Starting with ‘City University’:

What is the University currently doing?

Louise Jennings provided a thorough response to this question highlighting the huge rise in demand and use of the travel and hardship bursaries the University provides, the removal of fines in the library, the Chaplaincy team free breakfast, Shopping and IT vouchers and the introduction of free period products across campus. Most importantly, the introduction of the Cost-of-Living Hub website which provides students with this information.


The following questions were directed to the panel:

What would be the single biggest change the university could make to improve the situation of students during the cost-of-living crisis?

  • “Reducing rent specifically for students through subsidies. Rent is the greatest cost by far for students so easing this pressure would have the biggest impact”.
  • “Free food for students. This suggestion involved the canteen offering free food to students”.
  • “Ensuring timetables are clear for all students on Wednesday Afternoon”.
  • “On the job training to better prepare students for post-university”.


The university is made up of both Home and International students, who may be affected by financial pressure differently, should the university prioritise support for one group of students over others??

  • “It’s about the need of individuals so all students should be offered the same support”.
  • “Significant proportion of students at City are international and so pay higher fees. Support could be better focused on those students”.


Does the university have a social and financial responsibility to support its students, or is this the responsibility of the students, or other party (for example Nation State)?

  • “The main point was simply: Our tuition fees, especially international fees, where are they going?”
  • "Is Digital poverty a major issue for students, and if so, how should it be addressed by the university??
  • “Plans and packages with internet providers which better support students “.
  • “Covid was especially hard for the University. With the movement to online, digital poverty was at the forefront of the Student Wellbeing staff’s focus”.

The next topic: ‘Government and wider impact’


Audience poll: Has the university done enough to support people during the cost-of-living crisis?

  • Only 2 audience members agreed.

If you were running the UK, what single change, or policy would you introduce to support people during the cost-of-living crisis?

  • “Paying £10 a month directly towards funding the NHS, as seen in Germany”.
  • “Discussion on the Renter’s Reform Bill”.


?Does the current economic situation of students show the “experiment” of paid tuition fees has failed- should the government scrap tuition fees.?

  •  “Most panel members believed that at least a reduction in fees should be considered”

Does the government prioritise students too much over other young people, should we encourage people to go into working training IE apprenticeships over expensive university tuition.?

  • Degree Apprenticeships aren’t pushed enough, and it was believed by some members in the panel that some young people feel pressured to go to university as they see no other option.


Finally, ‘Work and Networking’

In your opinion, how does the cost-of-living crisis affect student careers?

  • Students feel they should apply for safer options, potentially limiting themselves.


Student Poll: Do you hold a part time job whilst studying?

  • Over half of the audience said yes


According to the NUS 69% of students work part time jobs while studying.
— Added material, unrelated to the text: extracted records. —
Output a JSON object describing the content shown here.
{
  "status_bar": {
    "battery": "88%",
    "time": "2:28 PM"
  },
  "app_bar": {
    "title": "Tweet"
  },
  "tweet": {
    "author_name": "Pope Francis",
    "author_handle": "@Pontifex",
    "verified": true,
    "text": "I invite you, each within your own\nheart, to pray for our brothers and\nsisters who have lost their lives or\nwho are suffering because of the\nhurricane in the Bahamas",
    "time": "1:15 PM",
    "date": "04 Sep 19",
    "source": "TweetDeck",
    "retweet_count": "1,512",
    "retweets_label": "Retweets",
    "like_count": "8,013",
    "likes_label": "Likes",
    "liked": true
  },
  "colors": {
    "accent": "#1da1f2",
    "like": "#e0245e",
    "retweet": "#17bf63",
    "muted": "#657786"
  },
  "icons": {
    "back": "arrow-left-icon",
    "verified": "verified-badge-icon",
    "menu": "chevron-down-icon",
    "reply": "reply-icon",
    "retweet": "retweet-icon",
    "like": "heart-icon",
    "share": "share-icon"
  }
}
Is it right that so many students either need or choose to work extra hours to support themselves during studies, should students earn for themselves to pay their own share?
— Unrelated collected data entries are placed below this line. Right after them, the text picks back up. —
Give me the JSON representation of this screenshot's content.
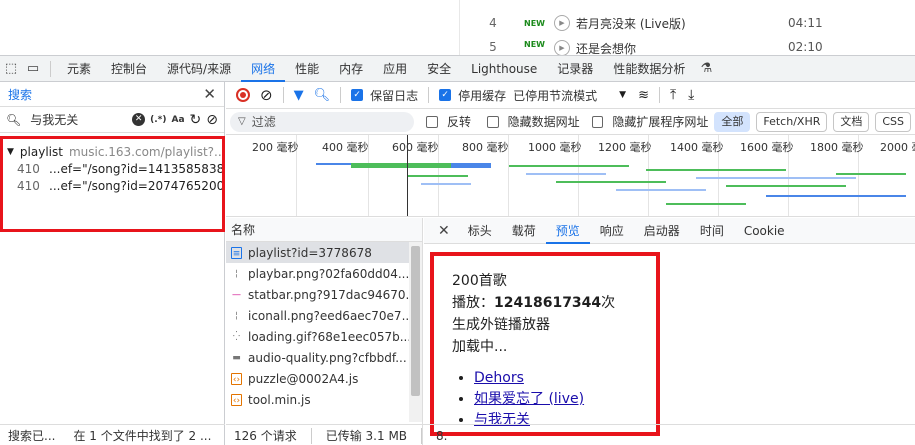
{
  "song_list": [
    {
      "num": "4",
      "tag": "NEW",
      "title": "若月亮没来 (Live版)",
      "duration": "04:11"
    },
    {
      "num": "5",
      "tag": "NEW",
      "title": "还是会想你",
      "duration": "02:10"
    }
  ],
  "main_tabs": [
    "元素",
    "控制台",
    "源代码/来源",
    "网络",
    "性能",
    "内存",
    "应用",
    "安全",
    "Lighthouse",
    "记录器",
    "性能数据分析"
  ],
  "active_main_tab": "网络",
  "search": {
    "panel_label": "搜索",
    "query": "与我无关",
    "case_label": "Aa",
    "regex_label": "(.*)",
    "result_file": "playlist",
    "result_url": "music.163.com/playlist?...",
    "lines": [
      {
        "line": "410",
        "text": "...ef=\"/song?id=1413585838..."
      },
      {
        "line": "410",
        "text": "...ef=\"/song?id=2074765200..."
      }
    ],
    "status_left": "搜索已...",
    "status_right": "在 1 个文件中找到了 2 ..."
  },
  "toolbar": {
    "preserve_log": "保留日志",
    "disable_cache": "停用缓存",
    "throttle": "已停用节流模式"
  },
  "filter": {
    "placeholder": "过滤",
    "invert": "反转",
    "hide_data_urls": "隐藏数据网址",
    "hide_ext_urls": "隐藏扩展程序网址",
    "types": [
      "全部",
      "Fetch/XHR",
      "文档",
      "CSS"
    ]
  },
  "timeline_ticks": [
    "200 毫秒",
    "400 毫秒",
    "600 毫秒",
    "800 毫秒",
    "1000 毫秒",
    "1200 毫秒",
    "1400 毫秒",
    "1600 毫秒",
    "1800 毫秒",
    "2000 毫"
  ],
  "requests": {
    "header": "名称",
    "rows": [
      {
        "name": "playlist?id=3778678",
        "kind": "doc"
      },
      {
        "name": "playbar.png?02fa60dd04...",
        "kind": "img"
      },
      {
        "name": "statbar.png?917dac94670...",
        "kind": "img"
      },
      {
        "name": "iconall.png?eed6aec70e7...",
        "kind": "img"
      },
      {
        "name": "loading.gif?68e1eec057b...",
        "kind": "gif"
      },
      {
        "name": "audio-quality.png?cfbbdf...",
        "kind": "img"
      },
      {
        "name": "puzzle@0002A4.js",
        "kind": "js"
      },
      {
        "name": "tool.min.js",
        "kind": "js"
      }
    ],
    "status": [
      "126 个请求",
      "已传输 3.1 MB",
      "8."
    ]
  },
  "detail_tabs": [
    "标头",
    "载荷",
    "预览",
    "响应",
    "启动器",
    "时间",
    "Cookie"
  ],
  "active_detail_tab": "预览",
  "preview": {
    "count": "200首歌",
    "plays_prefix": "播放：",
    "plays_value": "12418617344",
    "plays_suffix": "次",
    "embed": "生成外链播放器",
    "loading": "加载中...",
    "links": [
      "Dehors",
      "如果爱忘了 (live)",
      "与我无关"
    ]
  },
  "colors": {
    "accent": "#1a73e8",
    "highlight": "#e8141b",
    "record": "#d93025"
  }
}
  •  “Jobs create a wealth divide as those students who don’t have to work, have extra hours to study”.
  • “Students shouldn’t have to earn money to live”.

Is networking exclusive and elitist, encouraging nepotism and benefiting students from certain backgrounds over others, if so, what is the problem??
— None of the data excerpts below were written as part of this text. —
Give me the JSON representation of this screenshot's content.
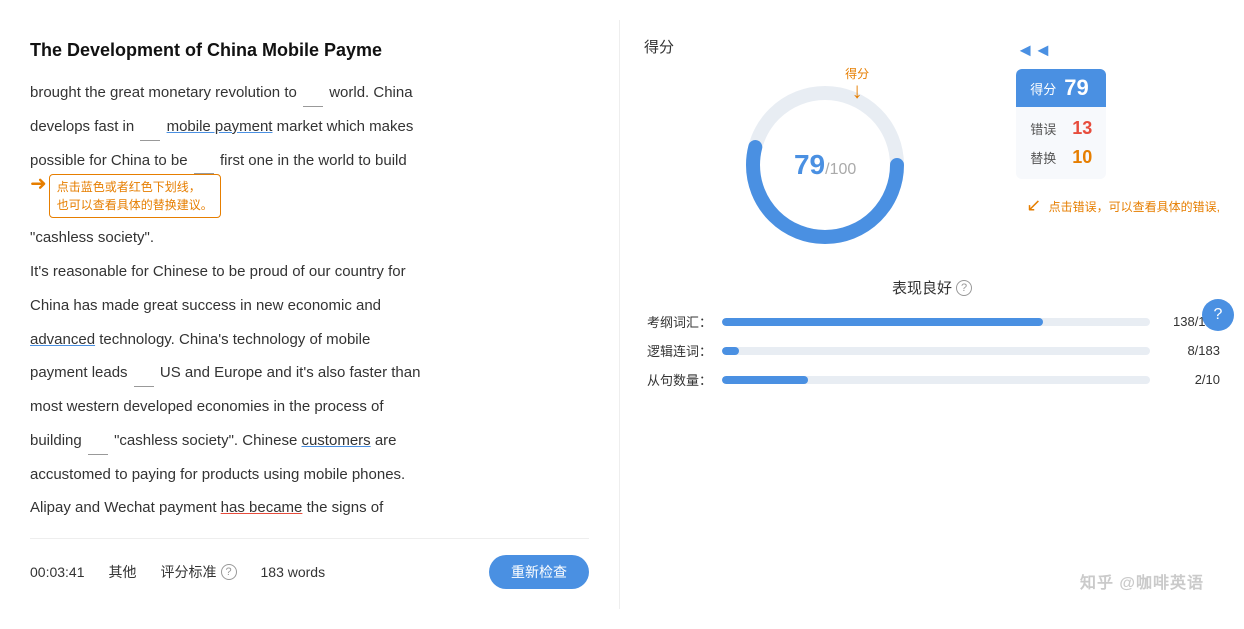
{
  "title": "The Development of China Mobile Payme",
  "essay": {
    "line1": "brought the great monetary revolution to",
    "line1_blank": true,
    "line1_cont": "world. China",
    "line2_start": "develops fast in",
    "line2_underline": "mobile payment",
    "line2_end": "market which makes",
    "line3_start": "possible for China to be",
    "line3_blank": true,
    "line3_mid": "first one in the world to build",
    "line4": "\"cashless society\".",
    "line5_start": "It's reasonable for Chinese to be proud of our country for",
    "line6": "China has made great success in new economic and",
    "line7_underline": "advanced",
    "line7_end": "technology. China's technology of mobile",
    "line8_start": "payment leads",
    "line8_blank": true,
    "line8_mid": "US and Europe and it's also faster than",
    "line9": "most western developed economies in the process of",
    "line10_start": "building",
    "line10_blank": true,
    "line10_mid": "\"cashless society\". Chinese",
    "line10_underline": "customers",
    "line10_end": "are",
    "line11": "accustomed to paying for products using mobile phones.",
    "line12_start": "Alipay and Wechat payment",
    "line12_underline": "has became",
    "line12_end": "the signs of"
  },
  "tooltip": {
    "arrow_label": "点击蓝色或者红色下划线，\n也可以查看具体的替换建议。"
  },
  "right_annotation": "点击错误，可以查看具体的错误,",
  "score_section": {
    "label": "得分",
    "gauge_label": "得分",
    "score": "79",
    "total": "100",
    "cards": {
      "header_label": "得分",
      "header_value": "79",
      "rows": [
        {
          "label": "错误",
          "value": "13"
        },
        {
          "label": "替换",
          "value": "10"
        }
      ]
    }
  },
  "performance": {
    "title": "表现良好",
    "metrics": [
      {
        "name": "考纲词汇：",
        "value": "138/183",
        "fill_pct": 75
      },
      {
        "name": "逻辑连词：",
        "value": "8/183",
        "fill_pct": 4
      },
      {
        "name": "从句数量：",
        "value": "2/10",
        "fill_pct": 20
      }
    ]
  },
  "footer": {
    "time": "00:03:41",
    "category": "其他",
    "criteria_label": "评分标准",
    "word_count": "183 words",
    "recheck_btn": "重新检查"
  },
  "watermark": "知乎 @咖啡英语"
}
  • ·“It can be elitist but can also combat elitism at the same time”.


The debate ended in a Q&A where both the Officer, Yavuz, and Policy Assistant for the Cost-Of-Living priority asked for feedback to improve the SU’s approach to supporting Students’ Finances. This was then followed by Networking and Pizza to allow for an informal discussion. All debaters were rewarded with a £25 voucher of their choice for their fantastic contributions.


Thanks go to the Debate Society for hosting the event as well as the panel members for their insight.


Please keep a look out for future debates and how you can get involved!